Cette crise a été théorisée comme la quarter life crisis (littéralement « crise du quart de vie ») au
début des années 2000 par Alexandra Robbins et Abby Wilner dans un livre éponyme. Cette remise
en cause générale (à l'image de la « crise de la quarantaine ») intervient à la fin de la vingtaine et au
début de la trentaine. Elle commence donc à toucher les Millennials, c'est-à-dire ceux nés à la fin des
années 1980 et qui ont grandi avec internet (on parle aussi des « digital natives » ou de la "génération
Y").
« La vérité est que notre 'vingtaine' ne ressemble pas à celle nos parents, pour qui il s'agissait d'années
de libération et de fun, avec beaucoup de temps pour soi », estime Damian Barr, auteur du A Guide
to surviving your quarter life crisis (non traduit), dans le Guardian. « Avoir 20 ans aujourd'hui est
effrayant : il faut se préparer à affronter des milliers de diplômés pour décrocher un premier emploi,
à lutter pour rembourser son prêt étudiant, le tout en jonglant avec ses relations. »
Lorsque les jeunes adultes quittent le foyer familial et obtiennent leurs premiers emplois, ils
découvrent la vie en solo. Sauf, qu'alors qu'ils tentent de s'affirmer en tant qu'adulte, ils sont toujours
considérés comme des enfants, aussi bien dans leurs réalisations professionnelles que personnelles.
Et ce, jusqu'à la création de leur propre foyer.
La Harvard Business Review note que l'âge moyen de l'apparition d'une première dépression a
considérablement chuté ces dernières années, passant de la cinquantaine il y a 30 ans, à la vingtaine
aujourd'hui. Selon une étude britannique, 86% des jeunes de moins de 30 ans se disent soumis à une
forte pression pour réussir, aussi bien professionnellement que dans leurs relations amoureuses. Pis,
deux jeunes sur cinq se montrent véritablement inquiets quant aux questions d'argent.
Surtout que cette crainte de l'avenir doit, pour certains, se conjuguer avec le remboursement de frais
de scolarité en hausse, en particulier pour les écoles de commerce intégrées à Bac+2 dont les tarifs
se sont envolés. Ces frais dépassent les 30.000 euros pour les trois années du programme phare
« grande école », soit 1.500 euros de plus qu'en 2013.
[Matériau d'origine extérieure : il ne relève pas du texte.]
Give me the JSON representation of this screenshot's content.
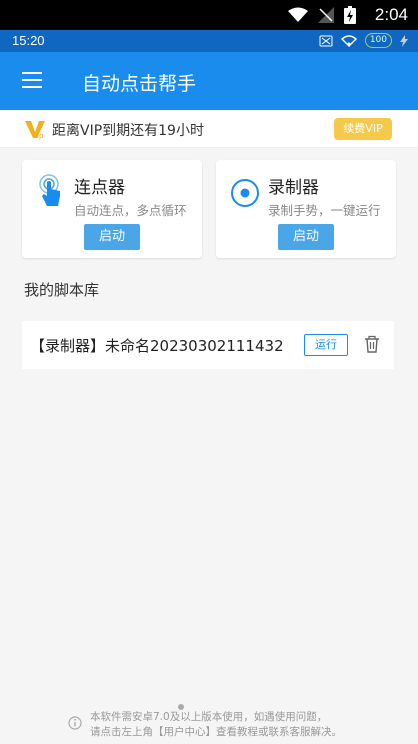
{
  "system": {
    "time": "2:04"
  },
  "status": {
    "time": "15:20",
    "battery": "100"
  },
  "app_bar": {
    "title": "自动点击帮手"
  },
  "vip": {
    "text": "距离VIP到期还有19小时",
    "button": "续费VIP"
  },
  "cards": [
    {
      "title": "连点器",
      "desc": "自动连点，多点循环",
      "button": "启动"
    },
    {
      "title": "录制器",
      "desc": "录制手势，一键运行",
      "button": "启动"
    }
  ],
  "scripts": {
    "section_title": "我的脚本库",
    "items": [
      {
        "name": "【录制器】未命名20230302111432",
        "run_label": "运行"
      }
    ]
  },
  "footer": {
    "line1": "本软件需安卓7.0及以上版本使用，如遇使用问题，",
    "line2": "请点击左上角【用户中心】查看教程或联系客服解决。"
  },
  "colors": {
    "primary": "#1a8cee",
    "button_blue": "#4aa6e6",
    "vip_yellow": "#f6c94a"
  }
}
Autre difficulté : l'accession à la propriété. L'âge moyen d'achat de son premier logement ne cesse
ainsi de reculer. Le primo-accédant a aujourd'hui 34 ans (contre 32 ans en 2007), et s'endette
davantage pour acheter plus petit, selon une étude de l'Ifop. En cause : l'explosion des prix de
l'immobilier. Le prix moyen d'achat d'un logement augmenté de 244% en vingt ans ! Selon la dernière
étude de l'Insee, seuls 9,8% des moins de 30 ans accèdent à la propriété, contre 12% en 2001. Du
coup, 57% des 18-24 ans résident encore chez leurs parents, et ce de façon permanente.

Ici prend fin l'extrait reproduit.